A fundamental problem in plate tectonics is the shear strength of major plate boundary faults. This translates to the question whether the generally observed small earthquake stress drops of 3–10 MPa on major faults release most of the accumulated stress or only a small fraction of it. There is strong evidence that the San Andreas fault, a major transform plate boundary, is weak (<20 MPa shear resistance). It is not yet clear whether subduction thrust faults are also weak. We present two types of evidence from the northern Cascadia subduction zone that indicate very low coupling shear stress on that plate interface and hence very low strength of the subduction thrust fault, comparable to that estimated for the San Andreas fault. First, the well‐defined surface heat flow and heat generation allow negligible frictional heating on the plate interface.
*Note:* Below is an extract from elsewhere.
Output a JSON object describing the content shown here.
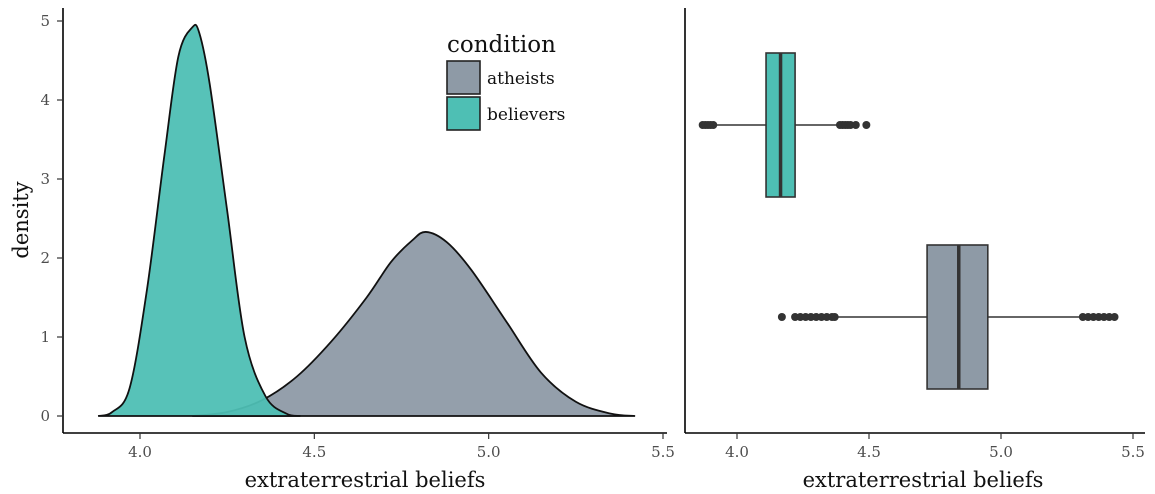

The average shear stress on the fault must thus be very low over a time scale of a few million years. Second, focal mechanism solutions for small crustal earthquakes in the southern Vancouver Island area indicate that the horizontal stress in the direction of plate convergence has a similar magnitude to the vertical stress. This inferred stress state requires the present tectonic stress coupled across the subduction thrust fault to be very low. One explanation for the weakness of the fault is the presence of near‐lithostatic pore fluid pressure in the region of the fault zone for which there is independent evidence. The conclusion of a weak subduction thrust fault does not conflict with geodetic observations of contemporary surface deformation which indicate that the fault is currently locked, accumulating strain energy toward a future great earthquake. The surface deformation responds to the small (<20 MPa) temporal changes of the stress field associated with the subduction earthquake cycle. This transient stress is superimposed on the larger background regional stress field in which the maximum compression is parallel to the margin. The weakness of the Cascadia subduction thrust fault and the unusual stress state of the forearc region have important implications for earthquake hazards. For example, a subduction earthquake may induce large strike‐slip earthquakes in the forearc that affect a large area.